To Copyman, I am in the USA. My brother and I did the BMT
in Seattle, and it was eye-opening. I felt like I was in the
Third World. They harvested my bone marrow and sent me home two hours later. When I spouted blood from the extraction sites, and went back, they put pressure bandages on, but, I bled internally. They acted
like I was a hypochondriac, or wanted attention. I was so insulted that I didn't go back again when I started running fever and had difficulty breathing. By the time an ambulance was called for me, I was in poor shape. Again, the treatment was horrible. I don't regret donating bone marrow to save someone, especially my brother, but these transplant teams are set up for th e sick patient, not the healthy donors. They
made me feel like a piece of meat.

The donors are an afterthought in some of these scenarios. They
lied to me about the pain and recovery period. They seemed to
resent expending resources for the healthy one, and even delayed
giving me blood, explaining they needed it for their cancer patients.

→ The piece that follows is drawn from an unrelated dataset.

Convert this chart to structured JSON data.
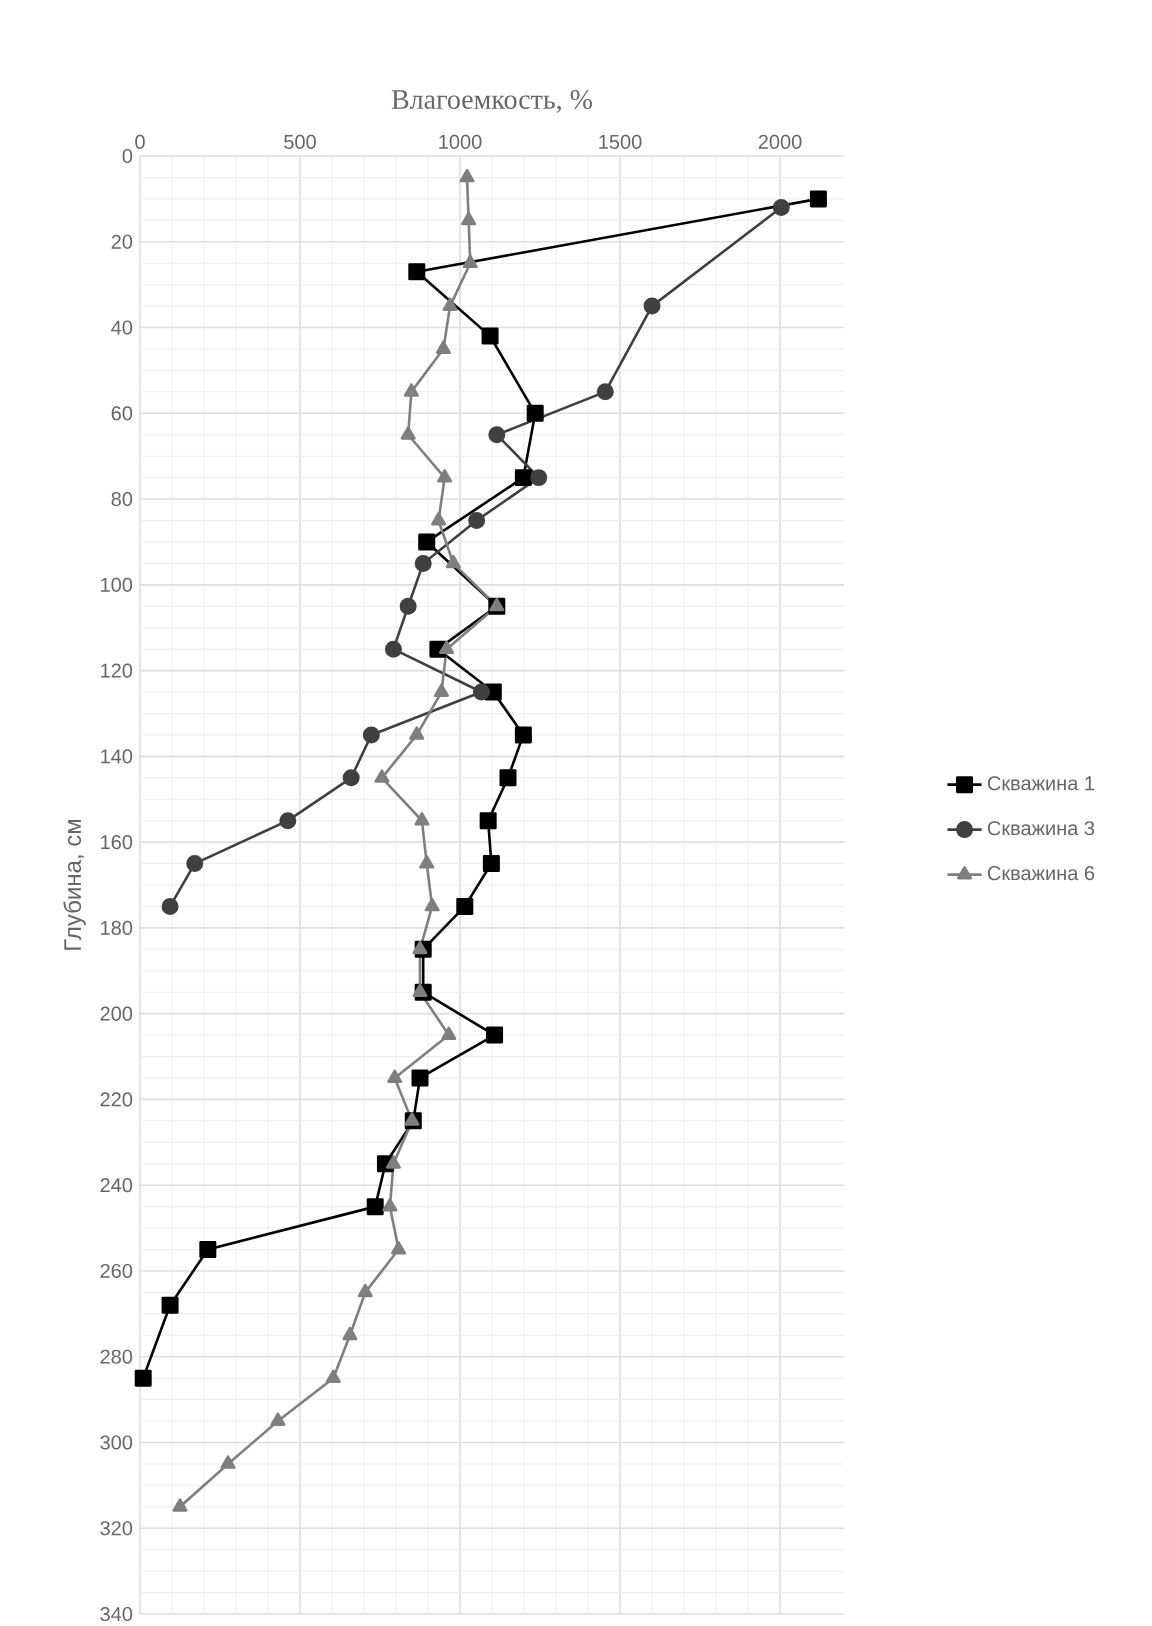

I will donate part of my liver if my brother needs it. I just dread
and fear going through the process again, for not only the
pain and disabling short-term effects and risks, but, the
treacherous way the insurance companies and TP teams
disregard the needs of the donor, like we're a piece of
medical equipment, or cadaver donors, already deceased.
In my opinion, from what I've heard from other  bone marrow
donors, this is a problem that the public never hears, for
fear of discouraging participation.

Thanks alagirl for the explanation about coffee ground emesis.

I hope you all don't think I'm a crank. I'm terrified. My heart is
in my throat and I have extreme anxiety, maybe from the
memory of how horribly I was treated 12 years ago with the
bone marrow transplant. I don't mind going through pain as
much as the disrespect and the inhuman way the staff and
team treated me, like I was not a living and breathing donor.
I just don't think some of these teams are geared to consider
the needs of the donor, since we are the healthy ones.

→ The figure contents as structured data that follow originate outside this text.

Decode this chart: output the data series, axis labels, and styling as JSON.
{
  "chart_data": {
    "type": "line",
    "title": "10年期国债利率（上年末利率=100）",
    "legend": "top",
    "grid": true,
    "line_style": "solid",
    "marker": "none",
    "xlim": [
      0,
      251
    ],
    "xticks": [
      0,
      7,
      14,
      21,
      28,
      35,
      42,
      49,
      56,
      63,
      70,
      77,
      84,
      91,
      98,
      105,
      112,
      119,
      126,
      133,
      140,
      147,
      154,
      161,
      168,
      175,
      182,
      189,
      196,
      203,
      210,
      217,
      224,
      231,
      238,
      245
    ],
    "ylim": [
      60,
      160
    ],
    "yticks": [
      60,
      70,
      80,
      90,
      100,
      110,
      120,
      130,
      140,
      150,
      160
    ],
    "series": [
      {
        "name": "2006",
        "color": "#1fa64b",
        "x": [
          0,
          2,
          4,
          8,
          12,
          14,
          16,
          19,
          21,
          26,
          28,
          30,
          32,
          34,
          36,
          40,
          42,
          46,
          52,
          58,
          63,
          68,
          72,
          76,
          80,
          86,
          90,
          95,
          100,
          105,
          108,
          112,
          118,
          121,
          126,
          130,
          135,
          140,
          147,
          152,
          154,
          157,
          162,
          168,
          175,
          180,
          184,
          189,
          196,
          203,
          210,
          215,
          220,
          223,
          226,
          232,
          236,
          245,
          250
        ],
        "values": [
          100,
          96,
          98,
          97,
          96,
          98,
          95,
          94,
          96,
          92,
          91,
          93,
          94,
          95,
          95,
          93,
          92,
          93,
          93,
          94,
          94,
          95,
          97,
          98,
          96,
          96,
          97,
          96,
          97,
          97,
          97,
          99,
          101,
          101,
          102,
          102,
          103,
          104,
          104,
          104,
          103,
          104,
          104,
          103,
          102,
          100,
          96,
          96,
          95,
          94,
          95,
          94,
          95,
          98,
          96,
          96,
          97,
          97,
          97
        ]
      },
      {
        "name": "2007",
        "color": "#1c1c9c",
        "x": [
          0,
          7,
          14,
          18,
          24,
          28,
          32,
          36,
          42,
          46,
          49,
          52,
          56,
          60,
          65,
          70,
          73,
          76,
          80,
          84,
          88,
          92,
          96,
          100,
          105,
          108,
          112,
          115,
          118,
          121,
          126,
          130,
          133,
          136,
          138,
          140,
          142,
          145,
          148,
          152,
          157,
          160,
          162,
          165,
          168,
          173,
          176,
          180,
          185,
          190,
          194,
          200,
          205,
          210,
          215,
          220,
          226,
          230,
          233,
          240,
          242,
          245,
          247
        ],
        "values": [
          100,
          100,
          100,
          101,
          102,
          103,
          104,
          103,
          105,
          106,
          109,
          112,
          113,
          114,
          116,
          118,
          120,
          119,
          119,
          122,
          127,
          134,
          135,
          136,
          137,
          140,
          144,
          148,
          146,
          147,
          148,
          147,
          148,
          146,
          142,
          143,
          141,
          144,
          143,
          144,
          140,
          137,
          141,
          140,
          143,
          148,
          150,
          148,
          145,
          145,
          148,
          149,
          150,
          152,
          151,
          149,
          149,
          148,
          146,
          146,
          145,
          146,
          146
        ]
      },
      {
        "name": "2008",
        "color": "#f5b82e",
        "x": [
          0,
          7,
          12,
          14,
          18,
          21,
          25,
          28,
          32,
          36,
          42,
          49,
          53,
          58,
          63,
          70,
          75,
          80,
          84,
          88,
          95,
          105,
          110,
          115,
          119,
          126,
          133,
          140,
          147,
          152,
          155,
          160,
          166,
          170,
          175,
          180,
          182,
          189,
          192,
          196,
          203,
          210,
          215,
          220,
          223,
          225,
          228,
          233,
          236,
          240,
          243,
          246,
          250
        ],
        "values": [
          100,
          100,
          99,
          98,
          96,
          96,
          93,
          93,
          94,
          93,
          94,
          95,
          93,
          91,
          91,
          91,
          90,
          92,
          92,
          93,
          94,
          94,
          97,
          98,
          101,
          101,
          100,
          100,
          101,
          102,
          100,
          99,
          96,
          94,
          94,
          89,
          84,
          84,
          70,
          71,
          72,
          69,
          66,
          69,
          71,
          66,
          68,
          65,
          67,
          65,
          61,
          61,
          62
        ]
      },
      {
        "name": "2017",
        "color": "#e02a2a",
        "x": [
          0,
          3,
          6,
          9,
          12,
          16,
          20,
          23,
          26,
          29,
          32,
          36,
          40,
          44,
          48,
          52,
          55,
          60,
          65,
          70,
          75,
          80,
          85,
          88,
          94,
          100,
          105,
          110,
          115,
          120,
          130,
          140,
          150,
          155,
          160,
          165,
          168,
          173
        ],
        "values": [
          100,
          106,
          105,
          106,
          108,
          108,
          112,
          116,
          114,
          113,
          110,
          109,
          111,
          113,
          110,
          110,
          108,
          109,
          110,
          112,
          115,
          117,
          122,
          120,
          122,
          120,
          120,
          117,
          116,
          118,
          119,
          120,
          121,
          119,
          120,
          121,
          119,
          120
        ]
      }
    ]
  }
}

I sound so selfish, and petty, but, I have to face this and
I feel like I will have no advocate when I go under the knife.
My brother's condition requires the family's attention, and
I will slip through the cracks again, having no one to tend
to me after they discharge me. Last time, they didn't even
give me a prescription for pain without me carrying on.
Then, they wrote a script for like 5 vicodin. It was really,
REALLY bad.      

I hope the liver TP teams have more sensitivity.

Thanks again for your thoughtful replies.
What an angel you ar for helping your brother and wanting to help again. However, you said that you have clotting problems. I really doubt that you would be accepted as a donor. Bleeding from a bone marrow biopsy is almost unheard of yet it happened to you. The liver is an extremely vascular organ and it make clotting factors. I really expect you can't donate a part of your liver.
You might have a hard time finding a transplant center that would accept you as a donor (because of your clotting problems) or one that even does living donor liver transplants near you.  I checked the UNOS statistics and the University of Washington Medical Center in Seattle has never even done a living donor liver transplant, so you couldn't get the procedure done in Washington.  I would talk to the medical center social workers.  They probably have seen this type of situation before.